There is an air - and I use the word advisedly - of expectancy this morning in Glas nevin: Met Eireann is awaiting visitors.
It does not envisage lengthy queues outside its pyramidal aras by the Tolka, but it is eager to welcome passing surfers to its suiomh Idirlin . Yes, Met Eireann has entered the World Wide Web; it has found itself a niche in cyberspace. It has a website.
Of course I sneer and taunt and jest, and would try to be, in Benjamin Disraeli's words, "a great master of all gibes and flouts and jeers". But, at the end of all, one must admit that they have got it right; the site is good, it's very, very good.
It contains all you might wish to know about Met Eireann and, more importantly, so some may think, provides an omnium gatherum of many useful facts and figures about present, past and future Irish weather.

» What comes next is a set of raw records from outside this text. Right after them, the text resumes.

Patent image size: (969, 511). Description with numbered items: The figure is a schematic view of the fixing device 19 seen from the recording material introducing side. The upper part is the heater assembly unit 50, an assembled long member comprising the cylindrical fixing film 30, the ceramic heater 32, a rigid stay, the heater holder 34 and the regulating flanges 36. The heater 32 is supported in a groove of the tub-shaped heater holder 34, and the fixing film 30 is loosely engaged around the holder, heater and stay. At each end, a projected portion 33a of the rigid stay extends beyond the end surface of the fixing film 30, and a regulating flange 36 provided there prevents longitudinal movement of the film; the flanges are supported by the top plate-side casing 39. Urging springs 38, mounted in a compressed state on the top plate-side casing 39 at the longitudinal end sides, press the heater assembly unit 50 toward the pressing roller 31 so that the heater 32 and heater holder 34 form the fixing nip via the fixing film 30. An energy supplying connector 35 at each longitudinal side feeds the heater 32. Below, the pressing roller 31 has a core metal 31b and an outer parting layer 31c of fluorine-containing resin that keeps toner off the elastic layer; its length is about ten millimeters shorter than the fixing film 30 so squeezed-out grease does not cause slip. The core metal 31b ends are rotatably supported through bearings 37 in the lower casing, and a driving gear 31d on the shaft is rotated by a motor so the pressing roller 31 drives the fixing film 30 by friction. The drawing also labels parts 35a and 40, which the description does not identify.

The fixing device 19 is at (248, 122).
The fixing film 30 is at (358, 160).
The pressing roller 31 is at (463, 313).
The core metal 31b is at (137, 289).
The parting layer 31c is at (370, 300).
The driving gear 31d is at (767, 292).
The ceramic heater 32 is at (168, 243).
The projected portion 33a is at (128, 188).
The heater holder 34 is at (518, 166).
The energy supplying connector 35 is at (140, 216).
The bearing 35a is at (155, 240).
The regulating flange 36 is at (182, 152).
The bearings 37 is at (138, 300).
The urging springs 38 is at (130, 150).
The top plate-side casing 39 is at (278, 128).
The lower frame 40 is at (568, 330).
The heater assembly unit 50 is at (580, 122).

The home page has a general forecast and a three-day weather outlook for the country as a whole, and you can refine your search to get more detailed information for the individual provinces or greater Dublin. Then, if it interests you, you can view the latest weather reports from a score or so of Irish weather stations.
The message is very easily understood, but even if any of the words are mystifying, you can surf to a glossary which tells you the meaning of a wide variety of weather terms.
You can also obtain information on the weather of the recent past, and access a wide range of climatological statistics. If you are a connoisseur, you can view the latest tephigram compiled at Valentia Observatory in Co Kerry; and if you have no idea whatever what a tephigram may be, scroll down the page and all will be explained.
And of course a weather site could not be called a weather site without the latest images from satellites, and these are online too.
If you feel you need a second opinion on any of these matters, the site provides a multitude of links to European weather services, from the Meteorological Institute of Finland to the splendidly named Former Yugoslavian Republic of Macedonia.
And as regards Met Eireann itself, the site includes a comprehensive account of its work and organisation, and a lengthy article which describes the development of meteorology in Ireland from the 1860s to the present day .
All this is tastefully displayed in pastel shades of green and yellow, and the pages are commendably free of clutter and easy on the eye. You can see them for yourself if you click your mouse on www.met.ie.